Sur le terrain, au moment même où Le Monde présente cette dernière carte, le pouvoir en Syrie dépeint le conflit comme une guerre entre groupes terroristes sunnites et pouvoir alaouite défenseur des minorités.

En octobre 2012, le service opte pour une cartographie particulière, en choisissant cinq grandes villes syriennes pour montrer qu’aucune ligne de front ne se reproduit de manière comparable dans toutes ces villes, la grille de lecture varie à chaque fois. La bataille de Damas est un autre exemple particulier : la cartographie est basée cette fois sur les retours de terrain d’un grand reporter du Monde qui y a passé trois mois (contre une semaine en règle générale pour ce type de mission). Son aide est cruciale pour cartographier cette bataille et il insiste notamment sur le caractère stratégique du quartier de Jobar. Ce quartier se situe à 700 m de la place principale et est traversé par des ruelles très étroites, qui se prêtent au mode de combat rebelle et empêchent les chars loyalistes d’y pénétrer.

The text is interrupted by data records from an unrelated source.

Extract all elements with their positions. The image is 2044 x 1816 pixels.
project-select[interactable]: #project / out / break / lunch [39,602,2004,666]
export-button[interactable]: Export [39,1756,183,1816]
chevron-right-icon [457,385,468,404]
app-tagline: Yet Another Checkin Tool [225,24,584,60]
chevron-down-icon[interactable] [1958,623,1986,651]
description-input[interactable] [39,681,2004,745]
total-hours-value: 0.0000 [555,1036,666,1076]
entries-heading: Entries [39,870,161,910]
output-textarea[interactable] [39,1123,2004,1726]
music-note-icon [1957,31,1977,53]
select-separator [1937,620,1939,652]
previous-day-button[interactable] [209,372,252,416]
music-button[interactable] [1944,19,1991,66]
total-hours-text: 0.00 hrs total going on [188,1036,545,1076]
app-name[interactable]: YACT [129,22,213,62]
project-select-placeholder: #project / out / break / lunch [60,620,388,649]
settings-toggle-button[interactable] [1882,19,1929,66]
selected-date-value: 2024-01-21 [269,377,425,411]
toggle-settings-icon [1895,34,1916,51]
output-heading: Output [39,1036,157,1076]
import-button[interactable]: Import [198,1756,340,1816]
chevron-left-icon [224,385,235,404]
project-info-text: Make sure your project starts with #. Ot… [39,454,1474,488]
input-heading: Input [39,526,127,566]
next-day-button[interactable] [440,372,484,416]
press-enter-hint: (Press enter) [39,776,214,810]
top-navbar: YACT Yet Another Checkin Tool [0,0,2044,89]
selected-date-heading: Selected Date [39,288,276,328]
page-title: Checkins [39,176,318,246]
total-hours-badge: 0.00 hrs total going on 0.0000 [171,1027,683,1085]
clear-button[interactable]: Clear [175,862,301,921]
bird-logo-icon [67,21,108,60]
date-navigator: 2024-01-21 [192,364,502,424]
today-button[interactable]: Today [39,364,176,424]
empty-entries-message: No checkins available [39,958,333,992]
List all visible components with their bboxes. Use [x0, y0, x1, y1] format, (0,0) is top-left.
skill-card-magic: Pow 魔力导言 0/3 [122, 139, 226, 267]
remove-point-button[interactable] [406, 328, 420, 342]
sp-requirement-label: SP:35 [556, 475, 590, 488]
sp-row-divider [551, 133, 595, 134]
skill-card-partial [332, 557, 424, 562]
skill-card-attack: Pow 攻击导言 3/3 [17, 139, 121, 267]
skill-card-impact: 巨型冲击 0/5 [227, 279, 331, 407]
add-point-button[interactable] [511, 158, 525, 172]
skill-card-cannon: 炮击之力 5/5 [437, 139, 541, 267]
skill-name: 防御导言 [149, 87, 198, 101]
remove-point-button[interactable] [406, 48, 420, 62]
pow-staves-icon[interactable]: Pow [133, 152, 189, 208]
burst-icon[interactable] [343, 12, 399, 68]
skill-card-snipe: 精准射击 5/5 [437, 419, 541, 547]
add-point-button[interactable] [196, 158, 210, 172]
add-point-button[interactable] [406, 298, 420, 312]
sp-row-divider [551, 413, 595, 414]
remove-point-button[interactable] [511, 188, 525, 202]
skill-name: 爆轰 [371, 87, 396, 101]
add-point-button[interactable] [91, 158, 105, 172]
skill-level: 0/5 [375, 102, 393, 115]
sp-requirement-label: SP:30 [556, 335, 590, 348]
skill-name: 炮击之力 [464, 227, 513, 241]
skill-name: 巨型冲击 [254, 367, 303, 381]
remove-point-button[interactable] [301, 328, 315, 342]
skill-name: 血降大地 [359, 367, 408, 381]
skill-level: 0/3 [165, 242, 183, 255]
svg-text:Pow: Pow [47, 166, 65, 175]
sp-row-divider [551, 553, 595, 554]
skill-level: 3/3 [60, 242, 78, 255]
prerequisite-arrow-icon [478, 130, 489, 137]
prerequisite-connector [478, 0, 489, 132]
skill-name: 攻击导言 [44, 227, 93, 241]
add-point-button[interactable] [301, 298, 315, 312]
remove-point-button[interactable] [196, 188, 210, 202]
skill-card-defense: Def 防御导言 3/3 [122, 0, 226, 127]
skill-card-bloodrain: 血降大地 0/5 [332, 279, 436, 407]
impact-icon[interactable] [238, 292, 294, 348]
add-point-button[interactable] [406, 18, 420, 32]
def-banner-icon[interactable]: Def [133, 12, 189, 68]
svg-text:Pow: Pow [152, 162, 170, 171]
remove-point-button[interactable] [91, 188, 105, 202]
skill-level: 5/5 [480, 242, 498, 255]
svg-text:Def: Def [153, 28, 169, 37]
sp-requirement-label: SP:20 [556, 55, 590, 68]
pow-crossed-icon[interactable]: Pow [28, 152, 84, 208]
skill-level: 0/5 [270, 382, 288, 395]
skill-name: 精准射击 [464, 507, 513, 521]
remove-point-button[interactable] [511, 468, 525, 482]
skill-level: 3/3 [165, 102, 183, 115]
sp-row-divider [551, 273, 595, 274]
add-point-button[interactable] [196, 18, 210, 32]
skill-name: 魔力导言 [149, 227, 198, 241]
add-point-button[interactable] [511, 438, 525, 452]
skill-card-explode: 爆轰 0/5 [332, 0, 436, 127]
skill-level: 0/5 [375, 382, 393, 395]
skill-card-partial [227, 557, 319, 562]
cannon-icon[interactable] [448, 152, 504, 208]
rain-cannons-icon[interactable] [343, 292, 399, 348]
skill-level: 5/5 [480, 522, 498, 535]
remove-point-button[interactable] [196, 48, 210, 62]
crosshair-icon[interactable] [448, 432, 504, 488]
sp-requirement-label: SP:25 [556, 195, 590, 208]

Il faut aussi avoir conscience des possibles inexactitudes des cartes, des zones floues qu’elles ne peuvent représenter simplement. Une carte appuyée par huit légendes avait ainsi été produite pour montrer les différents enjeux et belligérants de la guerre civile syrienne. Une autre avait tenté de cartographier le quartier de Yarmouk à Damas en 2013. Ce quartier est un camp de réfugiés palestinien établi en 1954, devenu au fil des ans attractif et dynamique. Il comptait 250 000 habitants en 2011, dont 150 000 réfugiés palestiniens, mais aussi des Syriens et des réfugiés irakiens arrivés à partir de 2003. Il connaissait une forte activité économique, était un véritable vivier politique, notamment pour des associations palestiniennes. En 2011, avec les débuts de la révolution et à cause de sa position stratégique, Yarmouk a été le théâtre de combats acharnés occasionnant de lourds dégâts.

            Francesca Fattori

            Le travail sur la crise migratoire a été un autre sujet très lourd à traiter. Il y a toujours eu des migrations, mais la période que nous connaissons est historique si l’on en croit les Nations Unies. Là encore, de multiples échelles de cartographie sont nécessaires. En septembre 2015, Le Monde consacre une double page à la crise migratoire. La consigne était de présenter les routes empruntées par les migrants et traiter le sujet sur une petite carte n’aurait pas été suffisant pour un sujet aussi large. Les journalistes cartographes avaient à cœur de monter qu’une décision (britannique pour Calais, par exemple) avait des conséquences sur toutes les étapes de la route migratoire (à Paris, à la frontière italienne, en Italie). Sachant qu’ils avaient l’ambition de traiter le sujet de manière large, deux pages ont été accordées par la direction de la rédaction pour qu’ils puissent produire une « belle » carte, fourmillante de détails et d’informations.

La cartographie de cette crise a aussi été une cartographie de terrain : en général, les journalistes cartographes restent derrière leurs écrans pour travailler, mais avec la question des migrants en France, ils ont pu aller sur le terrain et sont revenus avec des informations traitées directement d’un œil de géographes et de cartographes, comme à Calais en avril 2016, par exemple. Cela constitue une manière différente d’aborder le travail cartographique.